Then on the back end, it generates your example code.

bluecrab 953 days ago

Adept is doing it.

nurettin 954 days ago

Don't know about the poster, but I try to find divs and buttons in a fuzzy way. Usually via element text. Sometimes it mitigates changes, sometimes it doesn't. It's a guessing game. Especially when they start using shadow elements or iframes in the page. If I'm looking for something specific like a price or dimensions, I can sometimes get away with it by collecting dollar amounts or X x Y x Z from the raw text.

aynyc 953 days ago

iframes have been a pain the butt to scrape against. I see it more and more in websites now.

mikercampbell 954 days ago

Have you seen Crul??

I love the JS flow, but I thought crul was an interesting newer tool!!

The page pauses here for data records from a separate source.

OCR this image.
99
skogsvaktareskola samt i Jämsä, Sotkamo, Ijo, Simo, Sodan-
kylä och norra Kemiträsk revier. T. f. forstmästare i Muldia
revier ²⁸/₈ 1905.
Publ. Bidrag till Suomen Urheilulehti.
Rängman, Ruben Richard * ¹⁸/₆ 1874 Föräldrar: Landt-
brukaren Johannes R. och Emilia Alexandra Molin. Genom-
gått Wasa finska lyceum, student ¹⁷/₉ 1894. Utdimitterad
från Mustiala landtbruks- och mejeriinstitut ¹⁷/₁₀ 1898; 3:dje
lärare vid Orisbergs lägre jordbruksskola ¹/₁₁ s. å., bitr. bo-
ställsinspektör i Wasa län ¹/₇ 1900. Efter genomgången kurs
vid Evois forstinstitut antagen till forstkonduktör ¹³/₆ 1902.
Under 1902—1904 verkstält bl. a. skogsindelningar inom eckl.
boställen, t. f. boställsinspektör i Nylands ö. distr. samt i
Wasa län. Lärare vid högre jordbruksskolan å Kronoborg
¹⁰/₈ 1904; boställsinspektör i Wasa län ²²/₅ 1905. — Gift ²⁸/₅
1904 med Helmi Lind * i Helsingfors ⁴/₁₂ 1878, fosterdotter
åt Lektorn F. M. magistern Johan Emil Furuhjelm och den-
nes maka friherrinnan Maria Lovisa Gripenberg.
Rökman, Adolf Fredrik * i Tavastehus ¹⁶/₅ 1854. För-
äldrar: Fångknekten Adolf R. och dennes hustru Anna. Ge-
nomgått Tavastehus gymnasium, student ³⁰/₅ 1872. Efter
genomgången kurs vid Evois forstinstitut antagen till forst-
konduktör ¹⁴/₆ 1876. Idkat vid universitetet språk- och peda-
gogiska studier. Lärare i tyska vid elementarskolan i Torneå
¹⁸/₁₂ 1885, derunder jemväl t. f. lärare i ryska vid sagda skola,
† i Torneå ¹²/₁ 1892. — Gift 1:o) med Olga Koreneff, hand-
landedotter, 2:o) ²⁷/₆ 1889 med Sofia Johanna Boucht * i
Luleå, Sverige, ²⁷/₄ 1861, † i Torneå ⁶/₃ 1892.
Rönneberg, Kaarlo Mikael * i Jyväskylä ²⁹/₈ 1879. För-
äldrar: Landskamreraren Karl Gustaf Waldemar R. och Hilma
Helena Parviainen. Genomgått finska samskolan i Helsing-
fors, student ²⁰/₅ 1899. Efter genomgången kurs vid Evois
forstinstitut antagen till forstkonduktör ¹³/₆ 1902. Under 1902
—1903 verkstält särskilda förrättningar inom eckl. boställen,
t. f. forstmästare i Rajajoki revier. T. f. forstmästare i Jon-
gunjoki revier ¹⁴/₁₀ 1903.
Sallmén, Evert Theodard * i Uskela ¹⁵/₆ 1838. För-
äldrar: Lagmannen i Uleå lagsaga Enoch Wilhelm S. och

But I agree, you gotta get in there and it’s easier with JS

sunshadow 954 days ago

Crul looks nice, though, you cannot imagine how many startups that I've seen failed doing a very similar thing as Crul. Wouldn't rely on it. The problem is complex: Humans generating messy pages

docyes 950 days ago

Thank you for the positive acknowledgment and insightful observation. As one of the creators of Crul, I fully understand the challenges inherent in this intricate business and software domain. Our initial emphasis on the browser abstraction layer, predating APIs such as SOAP, REST, GraphQL, etc., serves as a data driver and stateless cluster for interpreting DOM nodes. While we initially lacked programmatic extensibility for custom browser control, as you rightly pointed out, addressing complex edge cases often requires such a feature. Looking ahead, we are exploring the possibility of opening up the core, starting with "Krull," the browser cluster. We welcome feedback to gauge interest in this development.

reyostallenberg 954 days ago

Can you add a link to it?

mdaniel 954 days ago

I'm sorry to hear that your searches for that very specific name didn't provide the information you were looking for

its show hn: https://news.ycombinator.com/item?id=34970917

tfl: https://www.crul.com/

gymbeaux 953 days ago

What are some examples of needing a lower-level language?